Amb. Ajisomo said: “According to a recent Afro Barometer survey, which shows that on average, West Africa has in total 16 percent women representation both in the lower and upper houses, rendering our region, the lowest in entire Africa.”
Therefore, the Former Special Representative of EVOWAS President to Liberia let out, that there is low representation of women in politics and national decision-making processes in Liberia, with the upper house recording a 6.7 point drop, since President’s Sirleaf Administration, and bringing women’s representation to just 3.3 percent or two female senators, with the election of Madam Botoe Kanneh of Gbarpolu County.
Additionally, he said a lot of work remains to be done to ensure balance and equity in the representation of men and women in governance, politics, and business, applauding the EJS Presidential Centre and other stakeholders that have been advocating for women’s rights including raising awareness about the benefits that female public leadership brings to societies and economies as well as working to level the playing field for women seeking the highest leadership positions.
He said it is significant to highlight that Liberia has a rich and enviable history of women’s activism and leadership.
Ajisomo further described Liberia’s history as replete with women of substance who gave their all to ensure that the country enjoys prominence, peace, and stability today.

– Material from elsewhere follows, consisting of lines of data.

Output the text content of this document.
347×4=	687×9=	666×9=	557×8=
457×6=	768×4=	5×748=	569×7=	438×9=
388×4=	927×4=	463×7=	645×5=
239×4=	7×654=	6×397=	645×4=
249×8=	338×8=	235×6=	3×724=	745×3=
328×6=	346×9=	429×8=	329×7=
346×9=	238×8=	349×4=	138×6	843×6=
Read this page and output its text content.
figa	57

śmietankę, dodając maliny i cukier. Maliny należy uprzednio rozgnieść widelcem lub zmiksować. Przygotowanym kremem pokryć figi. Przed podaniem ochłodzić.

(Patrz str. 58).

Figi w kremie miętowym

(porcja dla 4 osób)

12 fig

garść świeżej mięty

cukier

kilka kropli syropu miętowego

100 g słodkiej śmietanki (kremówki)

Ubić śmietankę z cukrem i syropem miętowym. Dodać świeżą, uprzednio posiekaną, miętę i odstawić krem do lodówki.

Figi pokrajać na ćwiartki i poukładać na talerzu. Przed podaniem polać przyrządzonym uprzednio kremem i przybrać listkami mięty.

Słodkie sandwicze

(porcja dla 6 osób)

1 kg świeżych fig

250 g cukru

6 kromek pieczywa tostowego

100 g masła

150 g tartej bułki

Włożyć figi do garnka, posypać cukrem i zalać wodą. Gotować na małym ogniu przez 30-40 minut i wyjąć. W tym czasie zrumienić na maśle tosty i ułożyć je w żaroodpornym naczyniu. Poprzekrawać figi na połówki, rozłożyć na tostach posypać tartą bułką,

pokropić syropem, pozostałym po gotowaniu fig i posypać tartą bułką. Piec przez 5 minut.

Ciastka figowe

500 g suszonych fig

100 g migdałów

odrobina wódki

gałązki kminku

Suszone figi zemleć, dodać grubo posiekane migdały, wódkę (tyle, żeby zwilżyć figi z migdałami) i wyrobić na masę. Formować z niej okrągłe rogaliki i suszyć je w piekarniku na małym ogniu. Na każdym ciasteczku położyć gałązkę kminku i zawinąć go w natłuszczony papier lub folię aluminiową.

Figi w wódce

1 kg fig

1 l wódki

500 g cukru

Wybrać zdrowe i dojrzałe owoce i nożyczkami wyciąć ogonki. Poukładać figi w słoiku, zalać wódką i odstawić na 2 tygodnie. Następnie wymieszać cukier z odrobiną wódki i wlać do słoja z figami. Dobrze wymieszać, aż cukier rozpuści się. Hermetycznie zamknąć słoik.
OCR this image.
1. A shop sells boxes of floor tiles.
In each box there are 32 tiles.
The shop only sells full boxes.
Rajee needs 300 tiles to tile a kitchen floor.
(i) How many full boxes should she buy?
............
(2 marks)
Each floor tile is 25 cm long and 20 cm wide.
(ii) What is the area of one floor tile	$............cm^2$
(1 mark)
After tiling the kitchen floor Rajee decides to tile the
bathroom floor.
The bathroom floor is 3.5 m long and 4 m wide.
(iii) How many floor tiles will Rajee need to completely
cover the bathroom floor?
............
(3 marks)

“In both past and recent history, the sacrifices made by such women as Madam Angie Brooks, the first female African President of the UN General Assembly, Madam Dorothy Musuleng Cooper, first female Foreign Minister of the Republic of Liberia, Madam Emma Shannon-Wasler, first female Judge, Madam Izetta Roberts Cooper, first female Librarian, Madam Ruth Sando Perry, former Chair of the Council of State during Liberia’s civil crisis, Madam Mary Brownell, Chief Suah Coco, Madam Theresa-Leigh Sherman, Justice Glady’s Johnson, Madama Clavendar Bright Parker, first female Pharmacist and others too numerous to mention, including the brave mothers, grandmothers, and sisters that stepped forward to form the Women of Liberia Mass Action for Peace Movement that helped bring an end to the conflict and pave the way for a more peaceful and prosperous future,” he averred.
“We owe it to those women, who pushed for peace relentlessly, to do everything we can to build social cohesion and reconciliation in Liberia.”
Therefore, he acknowledges that, as look towards the future and continue to work towards sustainable peace, reconciliation, and democracy, it is equally vital that the legacies of war and human rights violations are addressed in the 2023 memorial year.
By doing so, Ajisomo emphasized the need to also redouble efforts to continue to promote and protect the rights of women in all aspects of life.
The ECOWAS Human Rights Day was observed, in honor of former President EJS, which the medium Ajisomo also use to encourage all political parties and stakeholders that are involved in elections matters to adopt the principle of “ Leaving no one behind”.
He explained that leaving no one behind requires, investing in capacity-building programs, voter education, and documentation systems to ensure that women are equipped with the necessary skills during campaigns, while in office, and after their political tenure expires among others.
“The principle also demands that we cultivate the ground for the inclusion and support of young women in politics, and to garner the support of young men who are gender enlightened at various levels of participation.
On this ECOWAS Human Rights Day, let us commit to working together to create a brighter, more equitable, and more peaceful future for all ECOWAS Citizens, particularly for the Liberian women who have played such a vital role in this nation’s history.”
The ECOWAS Human Rights Day is observed on 16th January of every year, following its adoption by the ECOWAS Authority of Heads of State and Government at its 50th Ordinary Summit held on December 17th, 2016 in Abuja, Nigeria.